My Lords, further to the question asked by my noble and gallant friend, Lord Stirrup, the Minister’s answer related to what was happening in the recruitment of new staff. Can he say something about what the Government are doing to retain existing staff?

I have previously announced government investment in retention programmes and looking at getting back those who have retired and increasing training places in medical schools and elsewhere.

My Lords, going back to the question from the noble Baroness, Lady Fookes, could the Minister remind the House exactly what is the rationale for not including women over 70 in the screening programme, given that, as he has conceded, vulnerability to breast cancer increases with age?

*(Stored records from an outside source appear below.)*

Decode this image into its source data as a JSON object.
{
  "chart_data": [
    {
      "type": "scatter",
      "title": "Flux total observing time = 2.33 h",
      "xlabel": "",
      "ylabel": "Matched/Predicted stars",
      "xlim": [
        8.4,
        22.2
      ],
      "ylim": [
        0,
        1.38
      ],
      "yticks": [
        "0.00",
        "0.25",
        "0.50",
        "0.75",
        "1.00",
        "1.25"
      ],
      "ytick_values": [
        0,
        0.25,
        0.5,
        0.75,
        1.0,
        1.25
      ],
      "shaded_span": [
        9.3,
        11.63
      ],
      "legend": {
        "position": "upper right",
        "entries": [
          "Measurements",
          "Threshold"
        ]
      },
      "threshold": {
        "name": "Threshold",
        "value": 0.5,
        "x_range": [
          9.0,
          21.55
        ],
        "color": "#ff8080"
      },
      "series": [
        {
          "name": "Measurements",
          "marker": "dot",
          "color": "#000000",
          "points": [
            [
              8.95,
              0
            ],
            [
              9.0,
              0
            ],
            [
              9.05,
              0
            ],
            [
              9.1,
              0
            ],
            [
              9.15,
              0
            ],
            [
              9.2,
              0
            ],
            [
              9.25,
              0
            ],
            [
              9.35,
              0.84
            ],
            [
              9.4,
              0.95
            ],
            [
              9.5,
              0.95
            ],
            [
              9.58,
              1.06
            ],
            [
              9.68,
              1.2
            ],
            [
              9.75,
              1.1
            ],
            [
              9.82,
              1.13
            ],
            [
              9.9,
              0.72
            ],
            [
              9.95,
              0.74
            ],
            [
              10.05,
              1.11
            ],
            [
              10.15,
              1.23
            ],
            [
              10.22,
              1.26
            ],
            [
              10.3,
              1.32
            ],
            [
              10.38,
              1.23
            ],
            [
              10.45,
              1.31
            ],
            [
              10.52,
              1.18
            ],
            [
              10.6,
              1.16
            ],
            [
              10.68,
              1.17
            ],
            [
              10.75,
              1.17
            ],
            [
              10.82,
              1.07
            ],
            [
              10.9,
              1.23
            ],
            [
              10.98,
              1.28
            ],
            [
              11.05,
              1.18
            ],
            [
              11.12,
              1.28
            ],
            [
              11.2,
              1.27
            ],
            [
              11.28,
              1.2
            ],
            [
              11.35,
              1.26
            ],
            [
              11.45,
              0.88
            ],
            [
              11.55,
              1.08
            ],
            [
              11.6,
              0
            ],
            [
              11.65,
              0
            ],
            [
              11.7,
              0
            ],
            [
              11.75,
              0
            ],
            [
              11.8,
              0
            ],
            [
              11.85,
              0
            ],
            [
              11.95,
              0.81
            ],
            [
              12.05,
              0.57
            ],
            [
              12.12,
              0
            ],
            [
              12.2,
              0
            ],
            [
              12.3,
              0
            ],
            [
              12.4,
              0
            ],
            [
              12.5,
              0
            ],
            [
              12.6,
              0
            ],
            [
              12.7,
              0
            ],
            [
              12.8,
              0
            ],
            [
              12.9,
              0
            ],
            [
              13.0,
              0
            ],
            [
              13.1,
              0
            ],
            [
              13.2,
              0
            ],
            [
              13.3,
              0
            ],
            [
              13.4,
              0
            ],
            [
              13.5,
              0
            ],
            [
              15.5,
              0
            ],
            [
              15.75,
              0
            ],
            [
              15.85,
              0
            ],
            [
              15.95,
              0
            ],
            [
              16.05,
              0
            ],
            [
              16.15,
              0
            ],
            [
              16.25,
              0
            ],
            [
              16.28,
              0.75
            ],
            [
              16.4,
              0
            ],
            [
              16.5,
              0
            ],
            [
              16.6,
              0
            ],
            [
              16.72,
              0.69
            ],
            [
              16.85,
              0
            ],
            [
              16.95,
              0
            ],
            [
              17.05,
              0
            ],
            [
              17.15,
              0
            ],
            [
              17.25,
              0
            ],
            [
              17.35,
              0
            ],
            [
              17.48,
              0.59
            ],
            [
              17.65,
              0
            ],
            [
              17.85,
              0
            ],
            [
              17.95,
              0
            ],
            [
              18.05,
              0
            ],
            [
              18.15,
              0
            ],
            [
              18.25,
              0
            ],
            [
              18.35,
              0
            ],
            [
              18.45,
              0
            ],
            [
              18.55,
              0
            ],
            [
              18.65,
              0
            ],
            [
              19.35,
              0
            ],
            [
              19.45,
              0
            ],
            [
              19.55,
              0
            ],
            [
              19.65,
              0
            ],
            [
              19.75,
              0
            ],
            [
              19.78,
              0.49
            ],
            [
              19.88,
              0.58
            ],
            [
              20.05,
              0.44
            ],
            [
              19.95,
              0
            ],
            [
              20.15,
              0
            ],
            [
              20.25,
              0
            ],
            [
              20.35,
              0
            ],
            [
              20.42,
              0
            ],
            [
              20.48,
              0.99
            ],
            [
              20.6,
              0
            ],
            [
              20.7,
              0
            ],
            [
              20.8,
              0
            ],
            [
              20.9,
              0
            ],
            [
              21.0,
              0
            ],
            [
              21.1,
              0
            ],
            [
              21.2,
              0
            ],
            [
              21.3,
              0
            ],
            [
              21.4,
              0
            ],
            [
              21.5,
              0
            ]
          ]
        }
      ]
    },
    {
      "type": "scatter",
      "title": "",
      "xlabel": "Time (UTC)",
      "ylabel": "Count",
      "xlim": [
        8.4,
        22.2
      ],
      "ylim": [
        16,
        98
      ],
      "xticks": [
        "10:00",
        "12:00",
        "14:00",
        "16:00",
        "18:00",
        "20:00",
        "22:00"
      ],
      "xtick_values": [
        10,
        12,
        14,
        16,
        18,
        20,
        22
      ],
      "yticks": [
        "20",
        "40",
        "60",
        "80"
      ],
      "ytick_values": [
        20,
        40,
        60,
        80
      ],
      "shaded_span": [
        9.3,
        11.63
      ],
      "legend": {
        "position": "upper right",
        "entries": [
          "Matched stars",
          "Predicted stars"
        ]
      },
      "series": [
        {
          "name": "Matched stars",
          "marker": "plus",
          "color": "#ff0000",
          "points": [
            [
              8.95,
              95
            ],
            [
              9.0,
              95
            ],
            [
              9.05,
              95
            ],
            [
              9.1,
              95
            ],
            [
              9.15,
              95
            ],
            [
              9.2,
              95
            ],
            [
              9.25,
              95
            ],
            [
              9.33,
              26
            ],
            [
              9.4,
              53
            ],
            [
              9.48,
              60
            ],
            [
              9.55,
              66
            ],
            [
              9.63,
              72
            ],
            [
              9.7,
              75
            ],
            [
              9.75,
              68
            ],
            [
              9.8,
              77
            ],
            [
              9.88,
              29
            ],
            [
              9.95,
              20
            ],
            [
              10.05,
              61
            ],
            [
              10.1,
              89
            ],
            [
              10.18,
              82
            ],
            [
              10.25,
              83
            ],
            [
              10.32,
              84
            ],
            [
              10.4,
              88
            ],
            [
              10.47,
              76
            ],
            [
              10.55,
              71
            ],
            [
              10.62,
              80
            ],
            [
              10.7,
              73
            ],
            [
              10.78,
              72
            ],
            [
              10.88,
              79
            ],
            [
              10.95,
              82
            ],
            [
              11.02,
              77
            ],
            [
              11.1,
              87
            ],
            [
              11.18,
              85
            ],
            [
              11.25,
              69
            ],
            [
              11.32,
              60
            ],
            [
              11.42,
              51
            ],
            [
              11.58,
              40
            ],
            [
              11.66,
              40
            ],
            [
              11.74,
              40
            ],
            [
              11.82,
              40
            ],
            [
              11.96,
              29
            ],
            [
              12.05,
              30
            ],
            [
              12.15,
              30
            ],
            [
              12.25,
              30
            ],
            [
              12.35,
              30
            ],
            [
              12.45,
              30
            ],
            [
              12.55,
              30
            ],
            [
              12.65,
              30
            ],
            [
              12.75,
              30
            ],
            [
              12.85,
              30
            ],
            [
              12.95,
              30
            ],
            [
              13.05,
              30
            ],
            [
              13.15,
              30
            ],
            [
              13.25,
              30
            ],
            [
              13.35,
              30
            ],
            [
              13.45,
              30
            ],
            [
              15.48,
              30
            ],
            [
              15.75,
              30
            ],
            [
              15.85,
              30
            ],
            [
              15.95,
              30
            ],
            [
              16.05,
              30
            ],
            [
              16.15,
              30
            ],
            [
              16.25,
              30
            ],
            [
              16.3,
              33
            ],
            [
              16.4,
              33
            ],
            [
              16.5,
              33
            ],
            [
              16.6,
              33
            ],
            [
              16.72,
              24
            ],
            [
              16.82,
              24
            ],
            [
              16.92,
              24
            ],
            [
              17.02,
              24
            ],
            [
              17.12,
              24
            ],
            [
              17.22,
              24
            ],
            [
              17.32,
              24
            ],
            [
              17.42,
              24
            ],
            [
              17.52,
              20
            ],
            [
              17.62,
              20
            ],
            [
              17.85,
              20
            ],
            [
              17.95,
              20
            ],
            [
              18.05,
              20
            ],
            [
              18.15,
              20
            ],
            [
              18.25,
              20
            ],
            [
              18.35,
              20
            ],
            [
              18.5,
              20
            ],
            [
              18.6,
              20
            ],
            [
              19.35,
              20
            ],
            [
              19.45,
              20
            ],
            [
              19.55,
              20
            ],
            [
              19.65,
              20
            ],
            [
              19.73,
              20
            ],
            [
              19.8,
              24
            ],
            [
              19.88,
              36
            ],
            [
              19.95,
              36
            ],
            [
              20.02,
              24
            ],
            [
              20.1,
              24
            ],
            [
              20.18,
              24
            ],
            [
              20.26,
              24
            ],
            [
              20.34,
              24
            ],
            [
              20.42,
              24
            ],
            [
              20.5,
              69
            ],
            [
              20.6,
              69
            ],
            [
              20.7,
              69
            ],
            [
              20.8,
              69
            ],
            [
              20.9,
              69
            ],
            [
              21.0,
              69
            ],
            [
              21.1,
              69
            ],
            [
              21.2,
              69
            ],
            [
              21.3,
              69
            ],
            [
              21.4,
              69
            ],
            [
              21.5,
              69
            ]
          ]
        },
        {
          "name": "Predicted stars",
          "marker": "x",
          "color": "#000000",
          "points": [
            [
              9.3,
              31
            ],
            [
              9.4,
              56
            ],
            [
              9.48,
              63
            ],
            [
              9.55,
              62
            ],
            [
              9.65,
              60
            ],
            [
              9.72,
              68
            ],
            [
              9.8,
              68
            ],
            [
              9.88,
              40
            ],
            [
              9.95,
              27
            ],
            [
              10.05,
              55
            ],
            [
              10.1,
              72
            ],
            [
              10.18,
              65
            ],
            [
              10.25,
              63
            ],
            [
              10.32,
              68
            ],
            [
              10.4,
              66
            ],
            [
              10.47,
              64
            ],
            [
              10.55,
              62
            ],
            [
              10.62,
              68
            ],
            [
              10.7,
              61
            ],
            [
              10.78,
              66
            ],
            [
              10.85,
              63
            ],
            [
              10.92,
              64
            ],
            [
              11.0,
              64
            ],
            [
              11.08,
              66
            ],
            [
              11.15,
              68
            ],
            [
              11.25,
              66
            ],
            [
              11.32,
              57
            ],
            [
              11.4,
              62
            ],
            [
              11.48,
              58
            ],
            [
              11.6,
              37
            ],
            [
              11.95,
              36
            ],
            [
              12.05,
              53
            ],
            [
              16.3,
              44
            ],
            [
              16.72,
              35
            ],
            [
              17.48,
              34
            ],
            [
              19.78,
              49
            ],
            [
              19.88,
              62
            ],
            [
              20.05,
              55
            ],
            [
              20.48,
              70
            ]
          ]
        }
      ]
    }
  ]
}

The Marmot review found that screening women outside the ages of 50 to 70 could lead to overdiagnosis and to referring women for unnecessary tests and overtreatment. But women in other categories with a very high risk of breast cancer—those with a family history, for example—are often screened earlier and more frequently. Women are not automatically invited for breast cancer screening if over 71, but they can request screening themselves.